Setting standards of performance requires consideration of the nature of the selling job. In other words, sales job analysis is necessary to determine job objectives, duties and responsibilities, and the like. These, in turn, depend upon selling strategy. In some companies, for example, the key problem is to obtain new customers. The selling of new business requires skills different from those needed in companies whose main problem is that of servicing established accounts (that is, trade selling). Setting performance standards for new-business sales personnel requires different measures from those for trade-selling sales personnel. In companies relying upon dealer sales effort to push the product through the marketing channel, selling strategy calls for the manufacturer’s sales personnel to devote major segments of their time to training dealers’ sales personnel, assisting in the planning and preparation of dealer advertising, and securing “preferred” display space in dealers’ showrooms. Performance standards are designed to measure the performance of activities that the company considers most important.

Some unique sales jobs exist. The mainframe computer “salesperson”, for example, is both a management consultant and a system analyst who is required to know the decision-making approach appropriate to the particu­lar industry or establishment buying the computer. Evaluating the job perfor­mance of a computer salesperson requires standards that measure not only skill in new-business selling but, even more basically, effectiveness as a man­agement consultant and skill as a system analyst. It is important to recognize the nature of the selling job before selecting standards of performance.

Setting sales performance standards requires considerable market knowledge. It is important to know the total sales potential and the portion that each sales territory is capable of producing. Management needs evaluations of customers and prospects from the standpoint of potential profitability for each class and size of account. Marketing intelligence must provide evaluations of competitors’ strengths, weaknesses, practices, and policies. Management must know the selling expenses in different territories. All these items bear on the setting of performance standards, especially quantitative standards.

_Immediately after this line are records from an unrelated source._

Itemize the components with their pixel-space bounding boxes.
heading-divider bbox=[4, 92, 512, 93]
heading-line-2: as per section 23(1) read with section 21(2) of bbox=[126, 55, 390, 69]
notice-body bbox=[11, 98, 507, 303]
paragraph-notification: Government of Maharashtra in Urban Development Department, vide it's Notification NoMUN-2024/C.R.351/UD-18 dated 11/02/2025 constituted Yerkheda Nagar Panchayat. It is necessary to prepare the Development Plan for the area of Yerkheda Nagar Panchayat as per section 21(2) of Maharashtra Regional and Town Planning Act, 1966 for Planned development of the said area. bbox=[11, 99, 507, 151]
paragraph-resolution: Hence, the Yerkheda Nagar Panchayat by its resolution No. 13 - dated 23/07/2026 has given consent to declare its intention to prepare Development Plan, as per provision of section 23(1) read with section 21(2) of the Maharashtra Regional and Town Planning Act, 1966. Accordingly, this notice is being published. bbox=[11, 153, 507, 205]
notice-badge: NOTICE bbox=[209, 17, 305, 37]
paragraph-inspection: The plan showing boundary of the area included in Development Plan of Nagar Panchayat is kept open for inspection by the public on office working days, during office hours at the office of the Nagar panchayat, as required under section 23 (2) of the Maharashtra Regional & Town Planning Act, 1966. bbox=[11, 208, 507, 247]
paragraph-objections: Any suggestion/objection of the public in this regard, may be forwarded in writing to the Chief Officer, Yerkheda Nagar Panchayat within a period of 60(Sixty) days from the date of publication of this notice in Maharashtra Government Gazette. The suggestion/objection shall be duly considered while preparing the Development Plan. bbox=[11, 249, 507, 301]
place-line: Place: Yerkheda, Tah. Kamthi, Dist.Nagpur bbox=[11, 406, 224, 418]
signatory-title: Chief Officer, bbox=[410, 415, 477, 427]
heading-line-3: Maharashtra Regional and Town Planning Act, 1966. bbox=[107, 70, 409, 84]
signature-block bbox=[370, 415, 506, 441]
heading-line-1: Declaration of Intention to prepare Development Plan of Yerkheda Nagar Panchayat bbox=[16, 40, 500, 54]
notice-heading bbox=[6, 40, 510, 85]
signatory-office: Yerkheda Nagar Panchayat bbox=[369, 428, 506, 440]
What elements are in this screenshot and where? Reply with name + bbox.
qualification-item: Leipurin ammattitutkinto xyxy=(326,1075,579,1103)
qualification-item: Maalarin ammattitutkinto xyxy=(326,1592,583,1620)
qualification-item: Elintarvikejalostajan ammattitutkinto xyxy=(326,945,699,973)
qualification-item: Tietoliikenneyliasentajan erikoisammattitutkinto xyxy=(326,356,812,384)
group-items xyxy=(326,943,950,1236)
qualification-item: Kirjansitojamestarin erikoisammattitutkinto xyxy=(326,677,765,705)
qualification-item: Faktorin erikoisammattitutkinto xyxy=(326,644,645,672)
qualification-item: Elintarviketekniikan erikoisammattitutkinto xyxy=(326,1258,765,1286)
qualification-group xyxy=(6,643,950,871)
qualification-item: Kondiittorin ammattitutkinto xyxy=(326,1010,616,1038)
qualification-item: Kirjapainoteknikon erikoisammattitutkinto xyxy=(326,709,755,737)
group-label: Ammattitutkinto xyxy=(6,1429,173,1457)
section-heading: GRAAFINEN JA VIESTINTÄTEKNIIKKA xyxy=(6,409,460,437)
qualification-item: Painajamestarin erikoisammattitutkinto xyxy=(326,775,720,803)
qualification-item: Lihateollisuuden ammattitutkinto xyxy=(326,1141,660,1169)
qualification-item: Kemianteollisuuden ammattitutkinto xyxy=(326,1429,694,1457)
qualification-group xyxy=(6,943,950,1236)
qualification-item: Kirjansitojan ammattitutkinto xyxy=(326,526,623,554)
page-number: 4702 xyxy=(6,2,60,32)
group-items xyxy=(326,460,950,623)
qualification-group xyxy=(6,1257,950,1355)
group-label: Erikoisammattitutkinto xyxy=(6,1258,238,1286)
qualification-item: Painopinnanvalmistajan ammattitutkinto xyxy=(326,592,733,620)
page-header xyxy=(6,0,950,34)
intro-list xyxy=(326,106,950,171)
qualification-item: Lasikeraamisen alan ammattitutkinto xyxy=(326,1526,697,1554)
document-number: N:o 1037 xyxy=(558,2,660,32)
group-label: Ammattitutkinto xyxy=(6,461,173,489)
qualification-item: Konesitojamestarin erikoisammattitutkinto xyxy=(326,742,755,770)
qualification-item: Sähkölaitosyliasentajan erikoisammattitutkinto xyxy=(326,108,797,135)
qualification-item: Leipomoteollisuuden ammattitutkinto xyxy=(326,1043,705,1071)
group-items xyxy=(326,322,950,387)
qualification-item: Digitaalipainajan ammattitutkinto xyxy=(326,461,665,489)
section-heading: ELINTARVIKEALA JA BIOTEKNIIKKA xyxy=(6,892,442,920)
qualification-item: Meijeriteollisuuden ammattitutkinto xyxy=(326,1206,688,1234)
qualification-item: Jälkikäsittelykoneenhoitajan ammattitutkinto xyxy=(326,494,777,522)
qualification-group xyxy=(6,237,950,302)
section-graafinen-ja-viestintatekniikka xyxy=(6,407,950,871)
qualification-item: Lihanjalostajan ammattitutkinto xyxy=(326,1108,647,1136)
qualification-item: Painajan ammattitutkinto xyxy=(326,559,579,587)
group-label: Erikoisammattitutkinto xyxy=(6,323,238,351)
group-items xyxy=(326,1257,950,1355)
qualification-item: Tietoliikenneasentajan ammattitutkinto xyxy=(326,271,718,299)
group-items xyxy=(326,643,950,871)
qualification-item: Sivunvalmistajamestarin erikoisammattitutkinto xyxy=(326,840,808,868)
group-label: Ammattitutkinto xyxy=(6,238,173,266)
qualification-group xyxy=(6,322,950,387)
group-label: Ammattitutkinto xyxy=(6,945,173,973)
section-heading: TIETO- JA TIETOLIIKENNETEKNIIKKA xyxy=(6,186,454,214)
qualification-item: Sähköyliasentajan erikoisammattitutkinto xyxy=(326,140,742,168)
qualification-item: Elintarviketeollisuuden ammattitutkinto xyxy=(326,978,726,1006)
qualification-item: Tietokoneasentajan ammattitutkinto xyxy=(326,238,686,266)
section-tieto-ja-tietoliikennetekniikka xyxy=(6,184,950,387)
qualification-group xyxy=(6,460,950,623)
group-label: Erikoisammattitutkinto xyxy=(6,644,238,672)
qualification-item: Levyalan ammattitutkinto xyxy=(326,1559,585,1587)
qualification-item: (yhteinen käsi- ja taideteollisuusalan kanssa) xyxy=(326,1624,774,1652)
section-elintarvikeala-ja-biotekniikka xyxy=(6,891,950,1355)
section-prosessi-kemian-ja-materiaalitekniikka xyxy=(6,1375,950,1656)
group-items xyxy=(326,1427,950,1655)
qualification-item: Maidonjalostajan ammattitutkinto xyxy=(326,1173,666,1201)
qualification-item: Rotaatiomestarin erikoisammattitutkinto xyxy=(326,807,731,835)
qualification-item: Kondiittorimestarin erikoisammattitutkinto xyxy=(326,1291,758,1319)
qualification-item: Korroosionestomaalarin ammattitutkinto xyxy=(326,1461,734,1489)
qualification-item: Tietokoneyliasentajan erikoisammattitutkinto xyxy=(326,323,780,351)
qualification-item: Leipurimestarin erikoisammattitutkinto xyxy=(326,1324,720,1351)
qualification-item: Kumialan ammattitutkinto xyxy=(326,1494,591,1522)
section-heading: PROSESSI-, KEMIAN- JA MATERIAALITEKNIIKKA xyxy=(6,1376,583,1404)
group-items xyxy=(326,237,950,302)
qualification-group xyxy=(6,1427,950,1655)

Sales management also takes other factors into account in setting performance standards. Sales planning is reappraised to assure that it is the best possible under the circumstances. The policies and procedures being used to carry the personal-selling portion of the marketing program into effect are reviewed for appropriateness. Adjustments are made for the strengths and weaknesses of the individual sales personnel and for the dif­ferences in their working environments. Sales management puts together a combination of sales performance standards to fit the company’s needs, its marketing situation, its selling strategy, and its safes organization.